[Dialogante 1] I giorni
appena trascorsi (primi di luglio) sono stati particolarmente densi di incontri
e scambi di idee, tanto da riconfermare il Centro Metaculturale come snodo di
varie correnti di pensiero variamente orientate.
[Dialogante 2] Abbiamo
anche costruito una tratta, nella persona di Diana, verso la cultura di base in
Germania, non sappiamo però se la cosa avrà un seguito.
[Dialogante 1] Più che
discutere con le molte persone incontrate –tra cui Emanuele Pappalardo,
Valentina, una delegazione genovese capeggiata da Valeria Lonano, un gruppo di
sette frequentanti un corso di musicoterapia e una nutrita rappresentazione del
Centro Metaculturale– abbiamo rilevato forti concordanze di pensiero e di modi
attuativi, che ci hanno spinto a mantenere non superficiali contatti per
costruire una ‘rete’ permanente in qualche modo rapportabile a IMC.
[Dialogante 2] Fosse giunto
il momento, vagheggiato e in parte già attuato negli anni Settanta-Ottanta, di
costituire una sorta di movimento culturale internazionale avente come
obiettivo lo studio delle condizioni preliminari per la realizzazione di un
progetto di ‘pace interna’?
[Dialogante 1] I soliti
voli utopici, quando servono più che mai i piedi per terra.
[Dialogante 2] La solita
accusa –non tua naturalmente– di scarsa aderenza alla realtà…
[Dialogante 1] … quando
invece è proprio la realtà reclamare a gran voce un progetto di pace a tutti i
livelli per rendere possibile, ma niente affatto certa, la nostra
sopravvivenza.
[Dialogante 2] Non è certo
IMC a non avere i piedi per terra, è piuttosto la terra che ci sfugge da sotto
i piedi, dilavata dalla furia devastatrice dell’ingordigia umana.
[Dialogante 1] … talvolta
le parole troppo grosse tolgono forza al loro impatto. Le nostre devastazioni
superano però la grossezza delle parole. Sono di questi giorni le
manifestazioni NO TAV in Piemonte. Condanna unanime di tutti i partiti contro
le violenze perpetrate dai manifestanti. Come se l’assalto contro la valle
alpina in nome di interessi economici e commerciali non fosse un massimo atto
di violenza contro quel poco che resta della natura alpina.
[Dialogante 2] Visione
idillica ma estetizzante della natura! Questa va violentata, saccheggiata; le
va strappato tutto ciò che può riempire le tasche di alcuni di noi. Gli
abitanti della Valsusa però non sono d’accordo.
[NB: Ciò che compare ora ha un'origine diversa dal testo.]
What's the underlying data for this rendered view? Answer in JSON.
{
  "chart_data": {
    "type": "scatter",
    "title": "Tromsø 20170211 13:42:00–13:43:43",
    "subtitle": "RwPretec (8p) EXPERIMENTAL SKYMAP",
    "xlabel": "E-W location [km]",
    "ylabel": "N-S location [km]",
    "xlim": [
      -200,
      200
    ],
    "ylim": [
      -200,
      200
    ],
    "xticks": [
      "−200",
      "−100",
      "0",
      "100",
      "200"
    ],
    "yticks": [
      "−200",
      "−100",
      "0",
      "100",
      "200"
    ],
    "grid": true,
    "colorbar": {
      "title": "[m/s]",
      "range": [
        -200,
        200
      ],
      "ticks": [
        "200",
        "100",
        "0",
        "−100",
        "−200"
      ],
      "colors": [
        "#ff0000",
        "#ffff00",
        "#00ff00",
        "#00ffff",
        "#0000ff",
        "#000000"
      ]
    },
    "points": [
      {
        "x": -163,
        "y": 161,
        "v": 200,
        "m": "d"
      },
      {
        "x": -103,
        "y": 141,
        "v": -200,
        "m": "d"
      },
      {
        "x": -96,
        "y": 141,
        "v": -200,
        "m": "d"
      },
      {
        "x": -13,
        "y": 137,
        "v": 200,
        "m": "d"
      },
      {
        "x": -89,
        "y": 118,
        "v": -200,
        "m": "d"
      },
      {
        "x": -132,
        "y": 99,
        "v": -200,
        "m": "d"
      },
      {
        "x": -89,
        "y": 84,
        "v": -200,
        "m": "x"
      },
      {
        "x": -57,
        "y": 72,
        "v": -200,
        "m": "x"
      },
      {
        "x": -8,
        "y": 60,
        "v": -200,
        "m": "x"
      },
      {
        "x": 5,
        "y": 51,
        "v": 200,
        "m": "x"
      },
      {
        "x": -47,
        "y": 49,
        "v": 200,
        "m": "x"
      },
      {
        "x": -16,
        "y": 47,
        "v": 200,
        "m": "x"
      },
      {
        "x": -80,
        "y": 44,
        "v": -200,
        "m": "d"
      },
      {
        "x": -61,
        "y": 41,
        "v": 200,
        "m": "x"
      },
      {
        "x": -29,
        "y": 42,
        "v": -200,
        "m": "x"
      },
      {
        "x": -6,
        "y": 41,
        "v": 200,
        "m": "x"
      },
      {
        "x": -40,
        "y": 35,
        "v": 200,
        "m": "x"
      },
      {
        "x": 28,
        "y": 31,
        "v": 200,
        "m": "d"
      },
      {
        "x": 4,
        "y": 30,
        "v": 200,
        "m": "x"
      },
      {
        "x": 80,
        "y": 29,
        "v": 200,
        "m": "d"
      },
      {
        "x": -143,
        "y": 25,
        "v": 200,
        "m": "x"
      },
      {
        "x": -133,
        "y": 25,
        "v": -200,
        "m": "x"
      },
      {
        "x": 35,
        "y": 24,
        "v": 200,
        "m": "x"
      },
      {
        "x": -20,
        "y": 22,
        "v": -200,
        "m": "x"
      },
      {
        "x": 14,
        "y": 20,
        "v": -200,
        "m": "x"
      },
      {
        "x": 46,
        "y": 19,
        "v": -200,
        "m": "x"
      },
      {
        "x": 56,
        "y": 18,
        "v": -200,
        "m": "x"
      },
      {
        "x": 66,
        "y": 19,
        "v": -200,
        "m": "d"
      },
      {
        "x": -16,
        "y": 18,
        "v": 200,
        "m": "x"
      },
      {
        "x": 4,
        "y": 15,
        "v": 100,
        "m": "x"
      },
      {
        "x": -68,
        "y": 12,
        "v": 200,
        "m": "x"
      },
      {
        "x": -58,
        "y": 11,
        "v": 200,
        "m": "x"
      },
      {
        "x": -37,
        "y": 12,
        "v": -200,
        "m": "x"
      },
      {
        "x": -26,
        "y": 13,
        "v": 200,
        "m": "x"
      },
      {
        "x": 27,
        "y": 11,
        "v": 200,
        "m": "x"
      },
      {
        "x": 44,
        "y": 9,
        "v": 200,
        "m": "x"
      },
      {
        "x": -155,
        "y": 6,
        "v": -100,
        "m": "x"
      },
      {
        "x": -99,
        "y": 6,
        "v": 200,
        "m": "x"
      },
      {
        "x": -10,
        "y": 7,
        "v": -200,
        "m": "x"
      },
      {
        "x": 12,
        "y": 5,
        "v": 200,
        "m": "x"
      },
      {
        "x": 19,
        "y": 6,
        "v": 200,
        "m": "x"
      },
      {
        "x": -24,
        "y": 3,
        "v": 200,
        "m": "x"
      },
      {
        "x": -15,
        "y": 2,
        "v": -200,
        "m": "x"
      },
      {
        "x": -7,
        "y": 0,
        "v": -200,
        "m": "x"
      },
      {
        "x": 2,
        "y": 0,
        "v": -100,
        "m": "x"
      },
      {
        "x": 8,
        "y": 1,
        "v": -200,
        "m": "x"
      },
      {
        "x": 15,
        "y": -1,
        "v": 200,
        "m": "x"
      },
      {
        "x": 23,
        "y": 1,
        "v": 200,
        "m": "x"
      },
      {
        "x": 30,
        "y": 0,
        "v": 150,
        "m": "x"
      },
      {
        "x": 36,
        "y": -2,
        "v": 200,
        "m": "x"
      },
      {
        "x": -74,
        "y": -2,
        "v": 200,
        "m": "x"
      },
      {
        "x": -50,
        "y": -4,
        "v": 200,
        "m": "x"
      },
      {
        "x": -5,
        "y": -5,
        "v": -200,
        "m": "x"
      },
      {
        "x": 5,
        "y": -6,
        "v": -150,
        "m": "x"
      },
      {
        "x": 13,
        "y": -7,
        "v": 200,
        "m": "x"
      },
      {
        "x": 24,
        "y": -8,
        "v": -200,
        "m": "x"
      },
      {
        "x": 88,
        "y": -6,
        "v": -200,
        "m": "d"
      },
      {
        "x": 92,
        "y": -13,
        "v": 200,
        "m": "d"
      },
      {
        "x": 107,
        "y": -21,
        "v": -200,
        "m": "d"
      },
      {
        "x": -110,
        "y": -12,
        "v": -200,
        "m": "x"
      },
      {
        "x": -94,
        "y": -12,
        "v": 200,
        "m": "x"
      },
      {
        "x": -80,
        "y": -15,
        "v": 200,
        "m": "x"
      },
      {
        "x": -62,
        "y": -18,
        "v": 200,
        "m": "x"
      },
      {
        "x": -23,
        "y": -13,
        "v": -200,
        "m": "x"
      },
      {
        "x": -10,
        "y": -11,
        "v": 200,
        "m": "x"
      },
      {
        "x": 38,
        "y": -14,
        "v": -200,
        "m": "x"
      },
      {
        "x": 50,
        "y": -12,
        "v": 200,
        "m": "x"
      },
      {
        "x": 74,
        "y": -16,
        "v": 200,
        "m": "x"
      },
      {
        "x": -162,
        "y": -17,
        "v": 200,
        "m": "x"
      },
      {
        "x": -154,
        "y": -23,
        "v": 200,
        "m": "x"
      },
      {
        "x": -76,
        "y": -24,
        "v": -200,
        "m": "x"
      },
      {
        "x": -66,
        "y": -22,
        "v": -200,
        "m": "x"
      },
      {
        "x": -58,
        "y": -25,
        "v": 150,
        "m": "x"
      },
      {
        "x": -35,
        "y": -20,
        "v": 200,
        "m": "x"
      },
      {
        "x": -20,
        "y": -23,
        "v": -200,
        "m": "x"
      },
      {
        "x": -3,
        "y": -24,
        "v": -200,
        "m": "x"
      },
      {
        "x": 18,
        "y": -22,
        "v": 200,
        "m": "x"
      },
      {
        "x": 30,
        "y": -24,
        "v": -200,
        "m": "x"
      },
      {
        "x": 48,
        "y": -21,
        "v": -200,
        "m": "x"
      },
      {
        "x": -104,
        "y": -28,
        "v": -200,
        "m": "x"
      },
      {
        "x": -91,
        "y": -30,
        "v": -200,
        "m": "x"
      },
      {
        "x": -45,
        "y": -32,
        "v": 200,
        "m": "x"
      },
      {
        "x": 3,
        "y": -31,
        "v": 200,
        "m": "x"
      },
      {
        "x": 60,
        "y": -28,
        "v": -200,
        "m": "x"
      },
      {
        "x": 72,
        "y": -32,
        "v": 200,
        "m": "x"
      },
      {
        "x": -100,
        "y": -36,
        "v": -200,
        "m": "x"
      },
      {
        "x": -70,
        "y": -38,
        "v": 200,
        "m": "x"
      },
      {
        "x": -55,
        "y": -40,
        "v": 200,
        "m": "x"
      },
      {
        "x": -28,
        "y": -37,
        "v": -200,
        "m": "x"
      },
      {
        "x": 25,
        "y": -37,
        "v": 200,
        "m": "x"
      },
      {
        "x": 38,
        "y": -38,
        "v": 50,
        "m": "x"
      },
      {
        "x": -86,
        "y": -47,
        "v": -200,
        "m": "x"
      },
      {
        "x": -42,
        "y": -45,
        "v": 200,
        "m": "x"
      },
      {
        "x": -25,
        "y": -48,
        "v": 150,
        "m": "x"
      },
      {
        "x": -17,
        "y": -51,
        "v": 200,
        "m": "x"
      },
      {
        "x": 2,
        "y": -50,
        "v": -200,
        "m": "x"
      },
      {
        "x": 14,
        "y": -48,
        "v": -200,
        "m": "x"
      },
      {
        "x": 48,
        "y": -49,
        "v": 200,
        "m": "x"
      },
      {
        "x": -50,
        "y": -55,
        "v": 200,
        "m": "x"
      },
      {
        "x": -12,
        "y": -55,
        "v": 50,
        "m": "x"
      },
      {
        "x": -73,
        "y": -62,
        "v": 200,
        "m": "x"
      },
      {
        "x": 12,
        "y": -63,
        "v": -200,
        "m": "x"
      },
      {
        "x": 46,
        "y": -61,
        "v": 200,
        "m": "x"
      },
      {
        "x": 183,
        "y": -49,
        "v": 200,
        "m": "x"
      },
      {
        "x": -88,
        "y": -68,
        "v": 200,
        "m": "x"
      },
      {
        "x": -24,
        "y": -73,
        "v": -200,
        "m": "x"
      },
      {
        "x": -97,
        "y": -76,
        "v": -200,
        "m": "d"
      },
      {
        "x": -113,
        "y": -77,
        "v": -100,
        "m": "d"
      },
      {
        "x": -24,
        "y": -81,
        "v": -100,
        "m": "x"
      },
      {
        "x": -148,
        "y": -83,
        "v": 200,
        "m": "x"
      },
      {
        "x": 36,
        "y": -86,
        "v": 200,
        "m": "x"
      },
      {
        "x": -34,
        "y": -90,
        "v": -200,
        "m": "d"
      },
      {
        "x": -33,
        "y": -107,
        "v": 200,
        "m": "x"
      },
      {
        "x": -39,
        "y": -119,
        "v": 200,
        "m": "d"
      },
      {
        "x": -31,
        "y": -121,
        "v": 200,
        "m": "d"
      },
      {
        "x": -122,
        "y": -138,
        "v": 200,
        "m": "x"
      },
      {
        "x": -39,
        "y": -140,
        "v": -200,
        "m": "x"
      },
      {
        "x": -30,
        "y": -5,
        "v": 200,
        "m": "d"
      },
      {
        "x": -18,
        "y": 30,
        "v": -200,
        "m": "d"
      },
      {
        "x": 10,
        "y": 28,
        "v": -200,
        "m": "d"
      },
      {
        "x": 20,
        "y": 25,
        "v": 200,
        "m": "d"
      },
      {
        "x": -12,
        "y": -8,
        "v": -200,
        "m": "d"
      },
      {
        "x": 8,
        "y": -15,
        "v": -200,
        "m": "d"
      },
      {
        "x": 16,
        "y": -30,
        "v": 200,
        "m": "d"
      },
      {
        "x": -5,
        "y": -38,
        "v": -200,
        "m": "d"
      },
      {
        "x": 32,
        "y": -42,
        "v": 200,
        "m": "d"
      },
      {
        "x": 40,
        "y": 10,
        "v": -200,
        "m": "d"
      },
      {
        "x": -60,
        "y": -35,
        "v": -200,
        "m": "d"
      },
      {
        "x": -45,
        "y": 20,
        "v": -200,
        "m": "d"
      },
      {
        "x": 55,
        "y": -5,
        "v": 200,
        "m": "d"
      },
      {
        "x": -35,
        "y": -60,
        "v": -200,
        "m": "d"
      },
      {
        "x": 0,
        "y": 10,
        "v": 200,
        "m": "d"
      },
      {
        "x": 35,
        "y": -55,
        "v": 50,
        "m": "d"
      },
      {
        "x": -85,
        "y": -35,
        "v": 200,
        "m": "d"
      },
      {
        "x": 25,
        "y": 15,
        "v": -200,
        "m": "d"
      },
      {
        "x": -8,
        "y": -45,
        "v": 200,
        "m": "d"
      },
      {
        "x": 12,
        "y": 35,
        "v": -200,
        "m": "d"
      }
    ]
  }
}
[Dialogante 1] C’è qualcuno
che ne approfitta per far fallire la protesta? Ben più pericolosi dei black blocks credo siano coloro che
ricompattano tutti i pareri in nome della non violenza. Abbiamo già conosciuto
con le Brigate Rosse le conseguenze di questa contrarre azione camuffata da
reazione.
[Dialogante 2] Ci dicono
che, rinunciando alla TAV, non solo rinunciamo a conseguire investimenti
stranieri, ma togliamo lavoro a chi ne ha bisogno e compromettiamo la nostra
competitività economica. Ci sono forse altri modi di tenere alta questa
competitività che non risparmiando due ore sulla tratta Torino-Lione e distruggendo
la nostra ennesima vallata alpina.
[Dialogante 1] O forse
qualcuno si illude di uscire dalla crisi con mastodontiche opere di
modernizzazione come la TAV o il ponte sullo stretto di Messina. Siamo al punto
in cui siamo proprio a causa di una incontrollata rincorsa la modernità, e
pensiamo di salvarci con la maggiore velocità?
[Dialogante 2] Temo però
che nessuna manifestazione, anche se non inquinata dai black blocks, potrà salvarci da questo nuovo, ennesimo attentato
all’integrità del nostro paese. Saremo forse inguaribili esteti, amanti di una
natura idillica e incontaminata, ma non pensiamo, a proposito di meritocrazia,
di meritare un Nord devastato da una inarrestabile crescita industriale,
traforato da gallerie chilometriche (che non credo rinforzi non la stabilità di
terreni, come quelli alpini), destabilizzati anche, economicamente e
culturalmente, dalle due ore guadagnate nella tratta Torino-Lione.